Racicot, an independent candidate for mayor was, like opponent Jacques Foucher (see accompanying report), excluded from two election debates held last week by Radio-Canada and the Laval Chamber of Commerce and Industry.
“What they didn’t talk about was taxes, public safety, how to improve the lot of Laval’s senior citizens, and the state of the city’s infrastructure,” he observed. “With all the corruption that went on, we need to make sure our infrastructure is safe.”
“Taxes are going up. Old people can’t afford to pay the taxes on their homes, even if their mortgage is paid up,” Racicot continued. “We have to go back to basics: Nice streets. Sidewalks safe for children and the elderly. Clean water and efficient sewage systems. No one said anything about that.”
He deplored political party leaders who, to get elected, have led the public to believe that the state should do everything for them.
“They want to gain power by promising to intervene more,” Racicot said.
“We need to shift the focus back to the individual and away from the machinery of state,” he countered. “It’s costly and, in the end, it accomplishes nothing. The bigger the state, the more corruption will occur.

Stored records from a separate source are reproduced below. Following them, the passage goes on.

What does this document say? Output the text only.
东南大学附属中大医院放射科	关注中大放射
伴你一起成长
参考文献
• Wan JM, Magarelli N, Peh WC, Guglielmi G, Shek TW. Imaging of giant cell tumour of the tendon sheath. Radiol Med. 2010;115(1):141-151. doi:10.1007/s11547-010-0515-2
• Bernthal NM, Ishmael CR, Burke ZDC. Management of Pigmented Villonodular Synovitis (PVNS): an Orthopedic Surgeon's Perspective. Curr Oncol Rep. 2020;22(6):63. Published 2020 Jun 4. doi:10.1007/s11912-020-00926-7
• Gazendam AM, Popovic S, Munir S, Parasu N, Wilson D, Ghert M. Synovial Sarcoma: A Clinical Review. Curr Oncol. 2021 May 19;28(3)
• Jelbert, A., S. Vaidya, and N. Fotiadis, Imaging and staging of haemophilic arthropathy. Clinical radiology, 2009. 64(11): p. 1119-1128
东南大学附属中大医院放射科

When politicians are spending someone else’s money, they develop a sense of entitlement.”
“I prefer to say don’t ask what the city administration can do for you, ask what you can do for your city,” Racicot quipped, paraphrasing John F. Kennedy.
He criticized Mouvement lavallois opponent Marc Demers, for being self-righteous during the mayoral candidates’ debates.
“He hasn’t lived in Laval for the requisite 12 months before the election, so how can he say that the law applies to everyone,” Racicot questioned. “If you say you are for law-and-order, then you have to abide by the law and live by the rules.”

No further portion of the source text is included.